The new report calls on Congress to provide more funding to the statistical agencies, to ensure the continued reliability of their existing data and so they can expand coverage of parts of the economy that aren’t well measured by traditional statistics. Existing employment data, for example, has struggled to capture the rise of gig work.

But funding is not the only challenge, the report’s authors stressed. They said Congress should also make it easier for agencies to share data with one another so that they can operate more efficiently. And they called for more explicit protections to keep statistical agencies free from political interference.

The independence of those agencies drew increased attention during the Trump administration, when the Commerce Department sought to add a question about citizenship to the 2020 census — a move that critics argued was intended to suppress responses in Democratic-leaning areas. (The Trump administration denied a political motivation.)
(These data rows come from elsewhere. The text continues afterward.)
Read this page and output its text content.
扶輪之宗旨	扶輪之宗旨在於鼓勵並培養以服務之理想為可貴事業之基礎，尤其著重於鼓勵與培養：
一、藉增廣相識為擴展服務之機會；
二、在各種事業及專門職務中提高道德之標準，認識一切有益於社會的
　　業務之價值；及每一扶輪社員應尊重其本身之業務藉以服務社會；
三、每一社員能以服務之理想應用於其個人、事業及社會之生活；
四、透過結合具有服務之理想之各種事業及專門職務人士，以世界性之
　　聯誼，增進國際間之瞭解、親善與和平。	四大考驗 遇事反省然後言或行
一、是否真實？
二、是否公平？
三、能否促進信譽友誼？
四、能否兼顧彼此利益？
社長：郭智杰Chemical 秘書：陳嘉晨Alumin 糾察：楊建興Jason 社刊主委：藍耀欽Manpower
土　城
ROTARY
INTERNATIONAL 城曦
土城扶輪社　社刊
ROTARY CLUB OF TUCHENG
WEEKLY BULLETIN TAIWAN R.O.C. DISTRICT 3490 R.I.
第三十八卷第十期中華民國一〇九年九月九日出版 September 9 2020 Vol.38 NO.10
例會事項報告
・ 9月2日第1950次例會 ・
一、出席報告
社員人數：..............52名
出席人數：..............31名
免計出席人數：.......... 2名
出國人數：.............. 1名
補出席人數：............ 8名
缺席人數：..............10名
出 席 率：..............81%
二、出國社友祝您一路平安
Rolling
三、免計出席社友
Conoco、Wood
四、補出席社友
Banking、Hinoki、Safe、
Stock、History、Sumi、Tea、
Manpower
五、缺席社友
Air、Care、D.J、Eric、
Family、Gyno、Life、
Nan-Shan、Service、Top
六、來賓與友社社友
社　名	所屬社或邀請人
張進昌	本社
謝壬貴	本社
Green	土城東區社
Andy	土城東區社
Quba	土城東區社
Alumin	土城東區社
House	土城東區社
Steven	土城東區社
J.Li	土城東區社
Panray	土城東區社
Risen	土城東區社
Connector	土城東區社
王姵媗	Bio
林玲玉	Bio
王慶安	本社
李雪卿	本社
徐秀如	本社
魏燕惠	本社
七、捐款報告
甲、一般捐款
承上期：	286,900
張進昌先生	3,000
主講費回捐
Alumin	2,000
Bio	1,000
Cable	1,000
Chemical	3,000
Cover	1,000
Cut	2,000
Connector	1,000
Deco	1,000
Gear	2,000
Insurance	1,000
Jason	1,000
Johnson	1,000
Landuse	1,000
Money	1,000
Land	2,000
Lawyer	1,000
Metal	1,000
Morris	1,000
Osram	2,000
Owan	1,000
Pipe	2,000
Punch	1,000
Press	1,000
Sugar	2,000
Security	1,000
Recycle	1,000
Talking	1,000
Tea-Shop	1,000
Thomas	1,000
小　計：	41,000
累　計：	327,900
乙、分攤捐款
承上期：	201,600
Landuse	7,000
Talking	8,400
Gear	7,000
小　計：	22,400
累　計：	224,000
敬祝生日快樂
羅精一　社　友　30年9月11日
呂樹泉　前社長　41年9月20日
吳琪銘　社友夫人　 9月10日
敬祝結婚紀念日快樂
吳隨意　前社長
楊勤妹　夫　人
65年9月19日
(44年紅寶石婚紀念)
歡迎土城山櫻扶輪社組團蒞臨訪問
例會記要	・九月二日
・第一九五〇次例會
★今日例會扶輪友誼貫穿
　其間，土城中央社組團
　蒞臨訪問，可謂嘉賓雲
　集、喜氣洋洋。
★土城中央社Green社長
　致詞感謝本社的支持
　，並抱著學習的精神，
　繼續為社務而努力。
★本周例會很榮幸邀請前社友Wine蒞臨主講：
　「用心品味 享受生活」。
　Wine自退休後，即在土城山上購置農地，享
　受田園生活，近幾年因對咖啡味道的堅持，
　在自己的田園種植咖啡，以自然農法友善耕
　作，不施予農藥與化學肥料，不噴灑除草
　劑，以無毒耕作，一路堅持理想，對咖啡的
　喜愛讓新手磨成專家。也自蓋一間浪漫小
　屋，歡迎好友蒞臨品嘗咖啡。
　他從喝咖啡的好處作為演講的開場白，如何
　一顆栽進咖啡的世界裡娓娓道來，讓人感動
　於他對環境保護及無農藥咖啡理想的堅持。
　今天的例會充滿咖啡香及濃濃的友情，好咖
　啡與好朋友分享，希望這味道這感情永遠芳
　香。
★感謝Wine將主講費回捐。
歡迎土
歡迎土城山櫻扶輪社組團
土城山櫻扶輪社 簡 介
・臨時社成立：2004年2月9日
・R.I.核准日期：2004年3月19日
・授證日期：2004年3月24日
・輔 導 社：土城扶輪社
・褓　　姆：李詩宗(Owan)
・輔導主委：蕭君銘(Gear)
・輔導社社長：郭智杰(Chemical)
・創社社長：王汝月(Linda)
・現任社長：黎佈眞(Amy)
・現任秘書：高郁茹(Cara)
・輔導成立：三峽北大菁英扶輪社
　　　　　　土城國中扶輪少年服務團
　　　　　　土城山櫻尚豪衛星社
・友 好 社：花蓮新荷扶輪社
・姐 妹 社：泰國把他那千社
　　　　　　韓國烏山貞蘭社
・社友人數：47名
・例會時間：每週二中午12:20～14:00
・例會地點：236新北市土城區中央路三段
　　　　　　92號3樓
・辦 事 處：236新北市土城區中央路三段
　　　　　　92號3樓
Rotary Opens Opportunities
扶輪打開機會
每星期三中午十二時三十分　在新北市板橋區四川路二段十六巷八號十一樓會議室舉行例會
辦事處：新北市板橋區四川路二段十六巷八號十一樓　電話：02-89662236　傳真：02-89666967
The Supreme Court ultimately blocked the effort, but the episode highlighted that there are few legal provisions ensuring that the statistical agencies can operate independently.

“The fact of the matter is, we’ve relied on norms for the autonomy of the statistical agencies, and sometimes norms are overturned,” Ms. Potok, one of the report’s authors, said. “That’s why we’re saying Congress needs to enact legislation to make this issue of professional autonomy statutory.”